Other factors, such as low Secchi disc transparency (high turbidity) and low shoreline development (a relatively regular shoreline with few inlets) could mitigate against the productivity of Bakolori Reservoir. The relationship of Secchi disc transparency to depth of euphotic zone (light penetration) (Table 22) shows that turbidity affects light penetration, and therefore the rate of photosynthesis, resulting in decreased primary productivity. With an observed maximum transparency of 0.5 metres in May, light penetration was at its lowest in Bakolori reservoir and hence primary productivity would be expected to be relatively low.

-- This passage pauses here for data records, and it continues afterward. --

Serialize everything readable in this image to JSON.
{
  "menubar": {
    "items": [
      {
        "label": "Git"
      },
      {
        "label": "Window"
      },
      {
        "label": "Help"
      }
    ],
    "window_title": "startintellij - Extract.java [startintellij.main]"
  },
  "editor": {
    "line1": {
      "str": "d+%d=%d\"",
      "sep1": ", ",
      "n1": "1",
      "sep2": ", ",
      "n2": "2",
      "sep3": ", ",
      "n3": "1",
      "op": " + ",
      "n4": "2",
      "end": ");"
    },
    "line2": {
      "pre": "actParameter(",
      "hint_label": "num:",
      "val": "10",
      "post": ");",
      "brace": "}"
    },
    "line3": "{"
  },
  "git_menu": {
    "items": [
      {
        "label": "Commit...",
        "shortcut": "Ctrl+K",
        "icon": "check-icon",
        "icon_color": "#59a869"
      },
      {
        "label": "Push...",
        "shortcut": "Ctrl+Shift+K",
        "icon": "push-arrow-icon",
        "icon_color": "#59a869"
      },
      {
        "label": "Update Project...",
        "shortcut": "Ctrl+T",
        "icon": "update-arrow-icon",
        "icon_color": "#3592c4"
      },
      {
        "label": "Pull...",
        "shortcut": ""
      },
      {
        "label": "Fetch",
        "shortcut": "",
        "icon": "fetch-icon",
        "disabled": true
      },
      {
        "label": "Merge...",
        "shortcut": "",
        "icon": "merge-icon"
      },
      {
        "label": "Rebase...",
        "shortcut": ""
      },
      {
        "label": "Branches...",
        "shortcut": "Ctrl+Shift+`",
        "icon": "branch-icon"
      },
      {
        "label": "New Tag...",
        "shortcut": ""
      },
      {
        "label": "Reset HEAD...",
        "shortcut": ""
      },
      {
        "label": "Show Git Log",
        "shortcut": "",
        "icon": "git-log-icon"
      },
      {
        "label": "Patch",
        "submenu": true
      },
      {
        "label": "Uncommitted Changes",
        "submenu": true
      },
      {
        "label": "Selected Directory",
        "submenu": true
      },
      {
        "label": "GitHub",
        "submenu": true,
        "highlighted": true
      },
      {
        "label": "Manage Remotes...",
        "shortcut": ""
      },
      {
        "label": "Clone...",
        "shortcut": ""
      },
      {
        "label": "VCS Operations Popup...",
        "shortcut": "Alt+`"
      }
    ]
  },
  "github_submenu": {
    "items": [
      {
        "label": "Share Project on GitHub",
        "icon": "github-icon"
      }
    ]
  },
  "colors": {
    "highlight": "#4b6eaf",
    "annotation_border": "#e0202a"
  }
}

The observed pelagic primary production (Adeniji, 1980) was 0.125 mg C/1/day at 0.1 m and also at 0.3 m depth. No production was observed beyond a depth of 0.3 metres. Karlman (1973) compares the range of primary production in Kainji Lake with those of other tropical lakes. The data show that Kainji, with a range of 0.0–1.8 g C/m2/day is about the lowest, compared with Lake Volta with a range of 0.8–5.3 g C/m2/day, and Lake Nasser with a range of 3.0–7.2 g C/m2/day.

The turbidity in Bakolori was similar to that observed in Kainji Lake during the “White Flood” around September. The colloidal turbidity in Lake Kainji is attributed to the kaoline clay particles in the local soils which form the major component of the colloidal particles (Henderson, 1973). The settling time of the particles in Kainji Lake was observed to be very low (less than 50% per month) and it is believed that under the turbulent conditions of the lake it must be negligible. Whereas Kainji Lake is blessed with the arrival of the “Black Flood” from the upper Niger which flushes away the white flood and restores its blue colour and higher transparency, the turbidity in Bakolori was relatively permanent because of the turbulence of the water. In Kainji Lake, the colloidal particles in the water are observed to hinder the transmission of blue and green light and rather favour the transmission of red light. The persistence of such turbidity is bound to have a negative effect on the productivity of Bakolori Reservoir.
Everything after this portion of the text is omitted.